DENPASAR, Balipolitika.com- Ahli Perbankan Ahmad Hidayat menegaskan apa yang dilakukan oleh Direktur Utama BPR Bali Artha Anugrah, Ida Bagus Toni Astawa alias Gus Toni salah di mata hukum.
Sebab, hal ini dilakukan secara berulang-ulang kendati alasannya untuk untuk menutupi tingginya Non-Performing Loan (NPL) atau kredit bermasalah di bank tersebut agar tetap berada di bawah 3 persen sesuai aturan Otoritas Jasa Keuangan (OJK).

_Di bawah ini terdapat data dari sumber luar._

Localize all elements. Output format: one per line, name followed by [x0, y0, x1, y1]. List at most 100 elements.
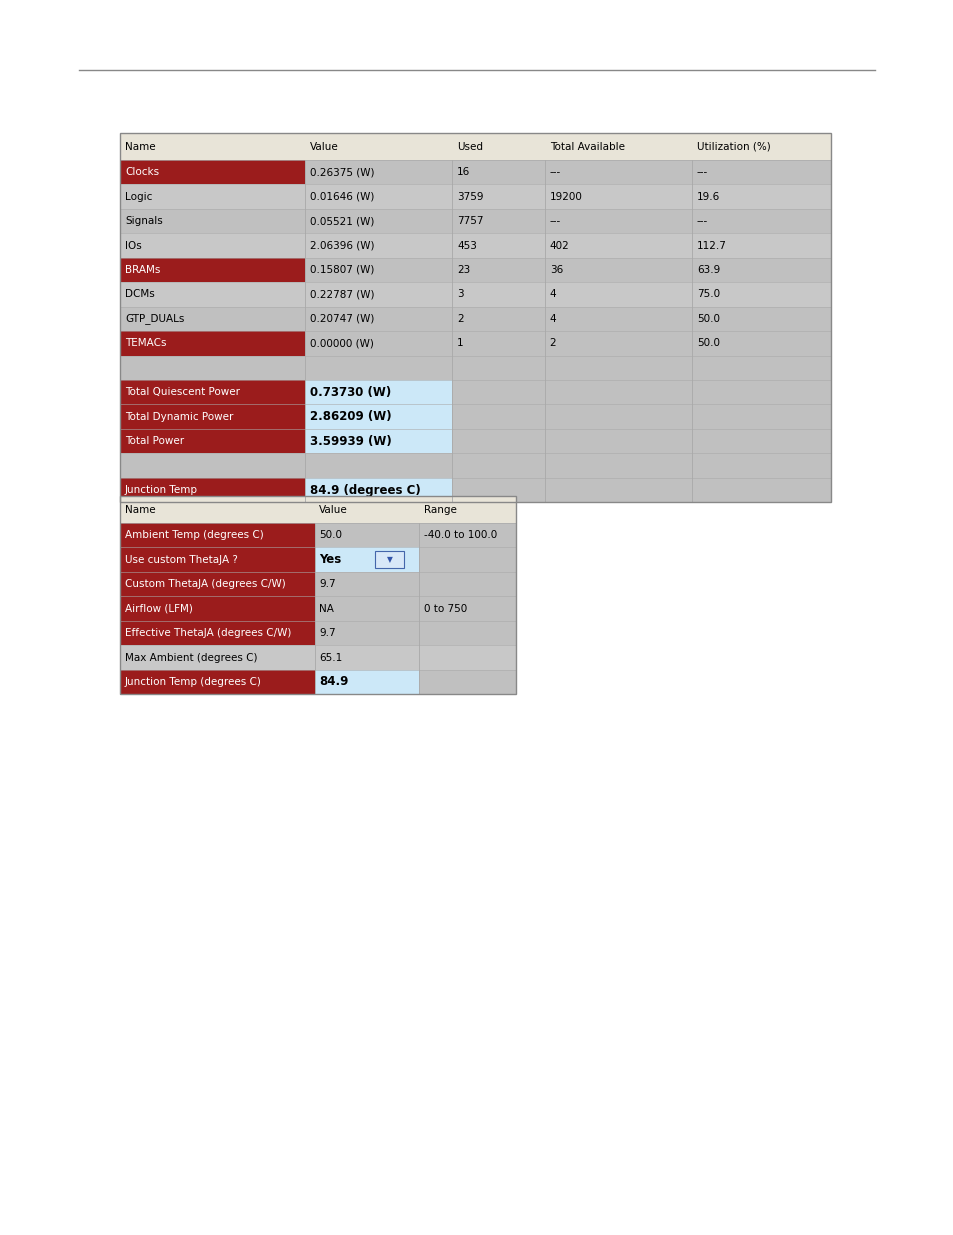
Text: 84.9: 84.9 [319, 676, 349, 688]
Text: Yes: Yes [319, 553, 341, 566]
Text: 9.7: 9.7 [319, 579, 335, 589]
Text: 50.0: 50.0 [697, 338, 720, 348]
Text: Value: Value [310, 142, 338, 152]
Text: IOs: IOs [125, 241, 142, 251]
Text: Name: Name [125, 142, 155, 152]
Text: Custom ThetaJA (degrees C/W): Custom ThetaJA (degrees C/W) [125, 579, 286, 589]
Text: Airflow (LFM): Airflow (LFM) [125, 604, 193, 614]
Text: BRAMs: BRAMs [125, 266, 160, 275]
Bar [692, 184, 830, 209]
Bar [120, 547, 314, 572]
Bar [120, 478, 305, 503]
Bar [418, 645, 516, 669]
Text: 3759: 3759 [456, 191, 483, 201]
Text: 36: 36 [549, 266, 562, 275]
Text: 84.9 (degrees C): 84.9 (degrees C) [310, 484, 420, 496]
Text: 0.73730 (W): 0.73730 (W) [310, 385, 391, 399]
Bar [120, 572, 314, 597]
Text: 3: 3 [456, 289, 463, 299]
Bar [305, 429, 452, 453]
Text: Utilization (%): Utilization (%) [697, 142, 770, 152]
Text: Name: Name [125, 505, 155, 515]
Text: 3.59939 (W): 3.59939 (W) [310, 435, 392, 447]
Text: ▼: ▼ [386, 556, 393, 564]
Bar [120, 524, 314, 547]
Text: 0.05521 (W): 0.05521 (W) [310, 216, 374, 226]
Text: 4: 4 [549, 289, 556, 299]
Text: 50.0: 50.0 [319, 530, 342, 540]
Text: 2.06396 (W): 2.06396 (W) [310, 241, 375, 251]
Text: -40.0 to 100.0: -40.0 to 100.0 [423, 530, 497, 540]
Text: 1: 1 [456, 338, 463, 348]
Text: 2: 2 [549, 338, 556, 348]
Bar [120, 331, 305, 356]
Text: Effective ThetaJA (degrees C/W): Effective ThetaJA (degrees C/W) [125, 629, 291, 638]
Text: ---: --- [697, 167, 707, 177]
Bar [305, 404, 452, 429]
Bar [120, 597, 314, 621]
Bar [544, 282, 692, 306]
Text: 0.01646 (W): 0.01646 (W) [310, 191, 374, 201]
Text: ---: --- [697, 216, 707, 226]
Text: Signals: Signals [125, 216, 163, 226]
Text: 453: 453 [456, 241, 476, 251]
Bar [314, 645, 418, 669]
Text: Clocks: Clocks [125, 167, 159, 177]
Text: 0.15807 (W): 0.15807 (W) [310, 266, 374, 275]
Bar [120, 645, 314, 669]
Bar [452, 184, 544, 209]
Bar [305, 233, 452, 258]
Text: ---: --- [549, 216, 560, 226]
Text: DCMs: DCMs [125, 289, 154, 299]
Bar [120, 621, 314, 645]
Text: 2.86209 (W): 2.86209 (W) [310, 410, 392, 424]
Bar [120, 133, 830, 503]
Bar [120, 133, 830, 503]
Bar [120, 496, 516, 694]
Text: ---: --- [549, 167, 560, 177]
Bar [305, 184, 452, 209]
Text: TEMACs: TEMACs [125, 338, 167, 348]
Bar [314, 669, 418, 694]
Text: Max Ambient (degrees C): Max Ambient (degrees C) [125, 652, 257, 662]
Text: 7757: 7757 [456, 216, 483, 226]
Bar [692, 233, 830, 258]
Text: NA: NA [319, 604, 334, 614]
Text: 75.0: 75.0 [697, 289, 720, 299]
Bar [120, 258, 305, 282]
Text: 65.1: 65.1 [319, 652, 342, 662]
Bar [120, 496, 516, 694]
Text: Used: Used [456, 142, 483, 152]
Bar [120, 161, 305, 184]
Text: 0 to 750: 0 to 750 [423, 604, 466, 614]
Bar [120, 496, 516, 524]
Bar [452, 282, 544, 306]
Text: Total Power: Total Power [125, 436, 184, 446]
Bar [120, 282, 305, 306]
Text: Junction Temp (degrees C): Junction Temp (degrees C) [125, 677, 261, 687]
Text: 0.20747 (W): 0.20747 (W) [310, 314, 374, 324]
Bar [120, 184, 305, 209]
Text: GTP_DUALs: GTP_DUALs [125, 314, 184, 325]
Text: 50.0: 50.0 [697, 314, 720, 324]
Text: Total Quiescent Power: Total Quiescent Power [125, 388, 240, 398]
Text: 112.7: 112.7 [697, 241, 726, 251]
Bar [120, 380, 305, 404]
Bar [120, 669, 314, 694]
Text: 0.22787 (W): 0.22787 (W) [310, 289, 375, 299]
Text: Total Dynamic Power: Total Dynamic Power [125, 411, 233, 421]
Text: 63.9: 63.9 [697, 266, 720, 275]
Bar [120, 429, 305, 453]
Text: Range: Range [423, 505, 456, 515]
Text: Logic: Logic [125, 191, 152, 201]
Bar [305, 380, 452, 404]
Text: 402: 402 [549, 241, 569, 251]
Text: 4: 4 [549, 314, 556, 324]
Text: Junction Temp: Junction Temp [125, 485, 198, 495]
Bar [305, 478, 452, 503]
Bar [314, 547, 418, 572]
Text: 2: 2 [456, 314, 463, 324]
Text: Value: Value [319, 505, 348, 515]
Text: Use custom ThetaJA ?: Use custom ThetaJA ? [125, 555, 237, 564]
Text: 19200: 19200 [549, 191, 582, 201]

Penegasan itu diungkapkan Hidayat dalam sidang yang berlangsung di Pengadilan Negeri (PN) Denpasar dengan Hakim Ketua Sayuti dan Jaksa Penuntut Umum (JPU) Kejari Denpasar Komang Swastini, Kamis, 20 Maret 2025.
Kesalahan itu tentu merujuk pada Standard Operating Procedure (SOP) dari BPR Bali Artha Anugrah.

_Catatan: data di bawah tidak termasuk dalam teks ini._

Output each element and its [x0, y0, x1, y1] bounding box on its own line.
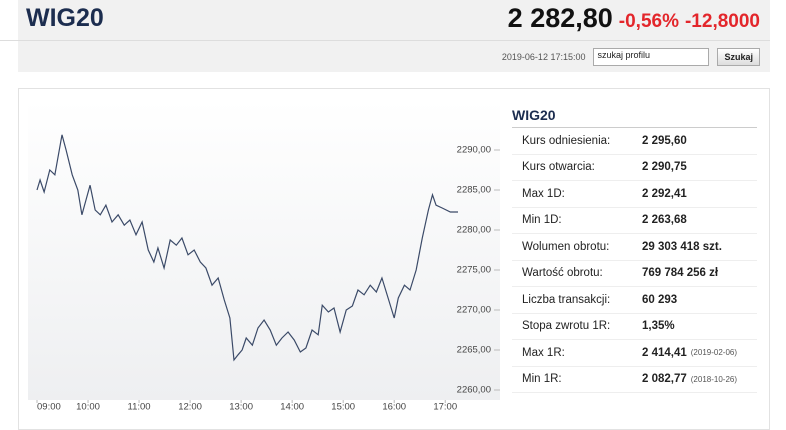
y-tick-label: 2265,00 [457, 345, 491, 356]
table-row: Wolumen obrotu: 29 303 418 szt. [512, 234, 757, 261]
table-row: Kurs otwarcia: 2 290,75 [512, 155, 757, 181]
row-value: 2 290,75 [642, 161, 687, 174]
plot-background [28, 100, 500, 400]
price-line [36, 134, 458, 362]
quote: 2 282,80 -0,56% -12,8000 [508, 3, 760, 34]
row-value: 2 292,41 [642, 187, 687, 200]
row-label: Wolumen obrotu: [522, 240, 610, 253]
row-label: Max 1D: [522, 187, 565, 200]
x-tick-label: 17:00 [433, 402, 457, 413]
table-rows: Kurs odniesienia: 2 295,60 Kurs otwarcia: 2… [512, 128, 757, 393]
row-value: 2 295,60 [642, 134, 687, 147]
y-tick-label: 2275,00 [457, 265, 491, 276]
timestamp: 2019-06-12 17:15:00 [501, 52, 586, 62]
table-title: WIG20 [512, 103, 757, 128]
x-tick-label: 13:00 [229, 402, 253, 413]
x-tick-label: 09:00 [37, 402, 61, 413]
table-row: Kurs odniesienia: 2 295,60 [512, 128, 757, 155]
search-button[interactable]: Szukaj [717, 48, 760, 66]
chart: 2260,00 2265,00 2270,00 2275,00 2280,00 2285,… [28, 100, 500, 413]
page: WIG20 2 282,80 -0,56% -12,8000 2019-06-12 … [0, 0, 770, 430]
row-value: 2 414,41 [642, 346, 687, 359]
y-tick-label: 2280,00 [457, 225, 491, 236]
y-tick-label: 2270,00 [457, 305, 491, 316]
row-label: Min 1R: [522, 373, 562, 386]
info-table: WIG20 Kurs odniesienia: 2 295,60 Kurs otwa… [512, 103, 757, 393]
header: WIG20 2 282,80 -0,56% -12,8000 2019-06-12 … [0, 0, 770, 72]
table-row: Min 1D: 2 263,68 [512, 208, 757, 234]
row-value: 2 263,68 [642, 214, 687, 227]
index-title: WIG20 [26, 4, 104, 32]
row-label: Wartość obrotu: [522, 267, 603, 280]
table-row: Stopa zwrotu 1R: 1,35% [512, 314, 757, 340]
table-row: Wartość obrotu: 769 784 256 zł [512, 261, 757, 287]
row-note: (2019-02-06) [690, 348, 738, 358]
table-row: Liczba transakcji: 60 293 [512, 287, 757, 314]
divider [0, 40, 770, 41]
table-row: Min 1R: 2 082,77 (2018-10-26) [512, 367, 757, 393]
row-label: Min 1D: [522, 214, 562, 227]
x-tick-label: 16:00 [382, 402, 406, 413]
y-tick-label: 2285,00 [457, 185, 491, 196]
row-label: Stopa zwrotu 1R: [522, 320, 611, 333]
x-tick-label: 15:00 [331, 402, 355, 413]
row-label: Liczba transakcji: [522, 293, 611, 306]
row-label: Kurs otwarcia: [522, 161, 595, 174]
row-value: 29 303 418 szt. [642, 240, 722, 253]
search-input[interactable]: szukaj profilu [593, 48, 710, 66]
row-value: 769 784 256 zł [642, 267, 719, 280]
table-row: Max 1R: 2 414,41 (2019-02-06) [512, 340, 757, 367]
row-value: 2 082,77 [642, 373, 687, 386]
x-tick-label: 12:00 [178, 402, 202, 413]
row-note: (2018-10-26) [690, 374, 738, 384]
x-tick-label: 11:00 [128, 402, 151, 413]
row-value: 1,35% [642, 320, 675, 333]
change-pct: -0,56% [618, 11, 679, 32]
row-label: Max 1R: [522, 346, 565, 359]
row-value: 60 293 [642, 293, 678, 306]
x-tick-label: 14:00 [280, 402, 304, 413]
price: 2 282,80 [507, 3, 613, 33]
row-label: Kurs odniesienia: [522, 134, 611, 147]
y-tick-label: 2290,00 [457, 145, 491, 156]
y-tick-label: 2260,00 [457, 385, 491, 396]
toolbar: 2019-06-12 17:15:00 szukaj profilu Szuka… [0, 40, 770, 66]
x-tick-label: 10:00 [76, 402, 100, 413]
change-abs: -12,8000 [684, 11, 760, 32]
table-row: Max 1D: 2 292,41 [512, 181, 757, 208]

Apalagi, ini sudah dilakukan berulang-ulang dalam artian sebagai bentuk kesengajaan terdakwa Gus Toni.
“Ini memastikan ketidaktaaan terhadap aturan,” katanya.
Mirisnya, ketidaktaatan terhadap aturan yang dilakukan mantan Ketua KONI Denpasar ini berlangsung bertahun-tahun, yakni dari tahun 2017 sampai awal 2023 atau sebelum dibongkar oleh OJK yang berujung penutupan operasional BPR tersebut.

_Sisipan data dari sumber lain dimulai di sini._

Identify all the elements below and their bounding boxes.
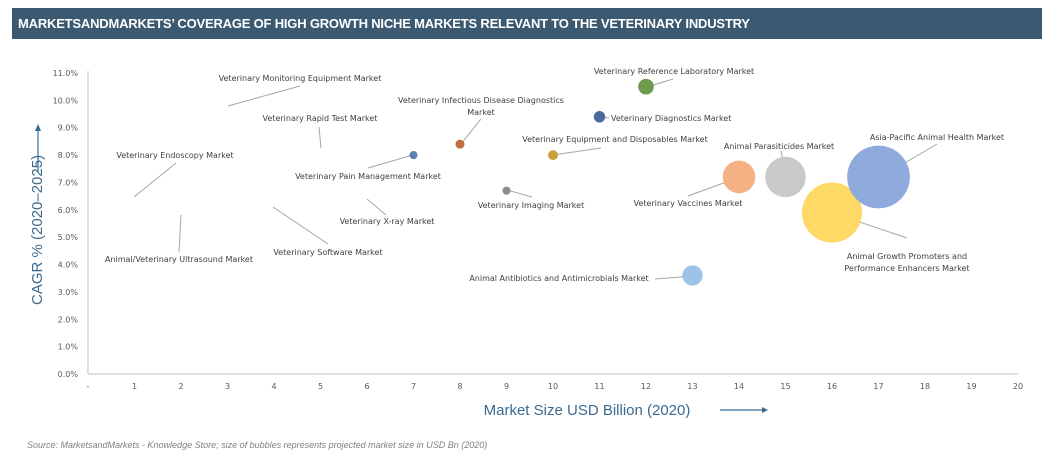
y-tick-label: 3.0% (58, 288, 79, 297)
y-tick-label: 8.0% (58, 151, 79, 160)
x-tick-label: 8 (457, 382, 462, 391)
bubble (638, 78, 654, 95)
x-tick-label: 1 (132, 382, 137, 391)
leader-line (506, 189, 533, 198)
point-label: Veterinary Equipment and Disposables Mar… (522, 135, 707, 144)
x-tick-label: 10 (548, 382, 558, 391)
point-label-line2: Market (467, 108, 495, 117)
y-tick-label: 10.0% (53, 96, 79, 105)
point-label-line2: Performance Enhancers Market (844, 264, 969, 273)
y-axis-arrowhead-icon (35, 124, 41, 131)
y-tick-label: 4.0% (58, 261, 79, 270)
x-tick-label: 15 (780, 382, 790, 391)
bubble (801, 182, 863, 243)
y-tick-label: 9.0% (58, 124, 79, 133)
bubble (593, 111, 606, 123)
leader-line (133, 162, 177, 198)
leader-line (318, 126, 322, 149)
chart-title-bar: MARKETSANDMARKETS’ COVERAGE OF HIGH GROW… (12, 8, 1042, 39)
x-axis-arrowhead-icon (762, 407, 768, 413)
point-label: Veterinary Imaging Market (478, 201, 584, 210)
x-tick-label: 13 (687, 382, 697, 391)
x-tick-label: 2 (178, 382, 183, 391)
leader-line (366, 198, 387, 216)
bubble (765, 156, 806, 198)
x-tick-label: 9 (504, 382, 509, 391)
bubble (502, 186, 511, 195)
x-tick-label: 17 (873, 382, 883, 391)
axes: 0.0% 1.0% 2.0% 3.0% 4.0% 5.0% 6.0% 7.0% 8.0% 9.0%… (53, 69, 1024, 391)
bubble (455, 139, 465, 149)
point-label: Veterinary Reference Laboratory Market (594, 67, 754, 76)
leader-line (178, 214, 182, 253)
y-tick-label: 5.0% (58, 233, 79, 242)
x-tick-label: 5 (318, 382, 323, 391)
point-label: Animal/Veterinary Ultrasound Market (105, 255, 253, 264)
y-tick-label: 7.0% (58, 178, 79, 187)
x-tick-label: 3 (225, 382, 230, 391)
point-label: Veterinary Software Market (273, 248, 382, 257)
x-tick-label: 6 (364, 382, 369, 391)
y-tick-label: 6.0% (58, 206, 79, 215)
bubble (682, 265, 703, 286)
point-label: Veterinary Endoscopy Market (116, 151, 233, 160)
x-tick-label: 12 (641, 382, 651, 391)
x-tick-label: 20 (1013, 382, 1023, 391)
x-tick-label: 18 (920, 382, 930, 391)
point-label: Veterinary Rapid Test Market (263, 114, 378, 123)
leader-line (272, 206, 329, 245)
point-label: Animal Antibiotics and Antimicrobials Ma… (469, 274, 648, 283)
source-note: Source: MarketsandMarkets - Knowledge St… (27, 440, 488, 450)
x-tick-label: 16 (827, 382, 837, 391)
point-label: Veterinary Diagnostics Market (611, 114, 731, 123)
point-label: Animal Growth Promoters and (847, 252, 967, 261)
chart-title: MARKETSANDMARKETS’ COVERAGE OF HIGH GROW… (18, 16, 750, 31)
x-axis-title: Market Size USD Billion (2020) (484, 402, 691, 419)
leader-line (552, 147, 602, 156)
point-label: Asia-Pacific Animal Health Market (870, 133, 1004, 142)
point-label: Veterinary Pain Management Market (295, 172, 441, 181)
point-label: Animal Parasiticides Market (724, 142, 834, 151)
bubbles (409, 78, 910, 286)
bubble (548, 150, 558, 161)
x-tick-label: - (87, 382, 90, 391)
x-tick-label: 14 (734, 382, 744, 391)
point-label: Veterinary X-ray Market (340, 217, 435, 226)
y-tick-label: 11.0% (53, 69, 79, 78)
point-labels: Veterinary Monitoring Equipment Market Ve… (105, 67, 1004, 283)
y-tick-label: 0.0% (58, 370, 79, 379)
x-tick-label: 11 (594, 382, 604, 391)
leader-line (367, 154, 414, 169)
leader-line (460, 118, 482, 145)
leader-lines (133, 78, 938, 280)
point-label: Veterinary Infectious Disease Diagnostic… (398, 96, 564, 105)
point-label: Veterinary Monitoring Equipment Market (219, 74, 382, 83)
bubble (722, 160, 756, 194)
bubble (847, 145, 910, 209)
y-tick-label: 1.0% (58, 343, 79, 352)
bubble (409, 151, 418, 160)
x-tick-label: 19 (966, 382, 976, 391)
y-tick-label: 2.0% (58, 315, 79, 324)
x-tick-label: 7 (411, 382, 416, 391)
point-label: Veterinary Vaccines Market (634, 199, 743, 208)
y-axis-title: CAGR % (2020–2025) (29, 155, 46, 305)
x-tick-label: 4 (271, 382, 276, 391)
leader-line (227, 85, 301, 107)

“Dari 2017 sampai 2023 dan ini yang berulang,” beber Ahli Perbankan Ahmad Hidayat.
Dengan kata lain ada niat “jahat” terdakwa Gus Toni dalam mengesampingkan aturan yang ada.
Dan, ini juga dikejar oleh Jaksa Penuntut Umum adakah terkait pembagian bonus.
Ahli menjelaskan, namanya insentif tentu diberikan kepada karyawan yang berprestasi.
Di mana diketahui dalam kasus kredit fiktif ini, terdakwa Gus Toni banyak membawa nasabah dalam tanda kutip.
Hal ini bisa saja mengindikasikan bahwa Gus Toni mendapat bonus lebih dari pembuatan kredit fiktif tersebut selain soal akal-akalan pengaturan NPL.
Digarisbawahi oleh ahli bahwa dengan adanya akal-akalan NPL ini otoritas terkait tidak bisa memberikan jalan ke luar atau solusi dari persoalan yang terjadi di BPR tersebut.
Sebab, dengan akal-akalan NPL lewat penyaluran kredit fiktif, otoritas perbankan sendiri tidak bisa mendiagnosa apa yang menjadi persoalan di BPR Bali Artha Anugrah.
Diberitakan sebelumnya, Gus Toni bersama terdakwa lainnya menyalurkan 635 kredit fiktif hingga menimbulkan kerugian BPR tempatnya bekerja mencapai Rp 325,47 miliar. (bp/ken)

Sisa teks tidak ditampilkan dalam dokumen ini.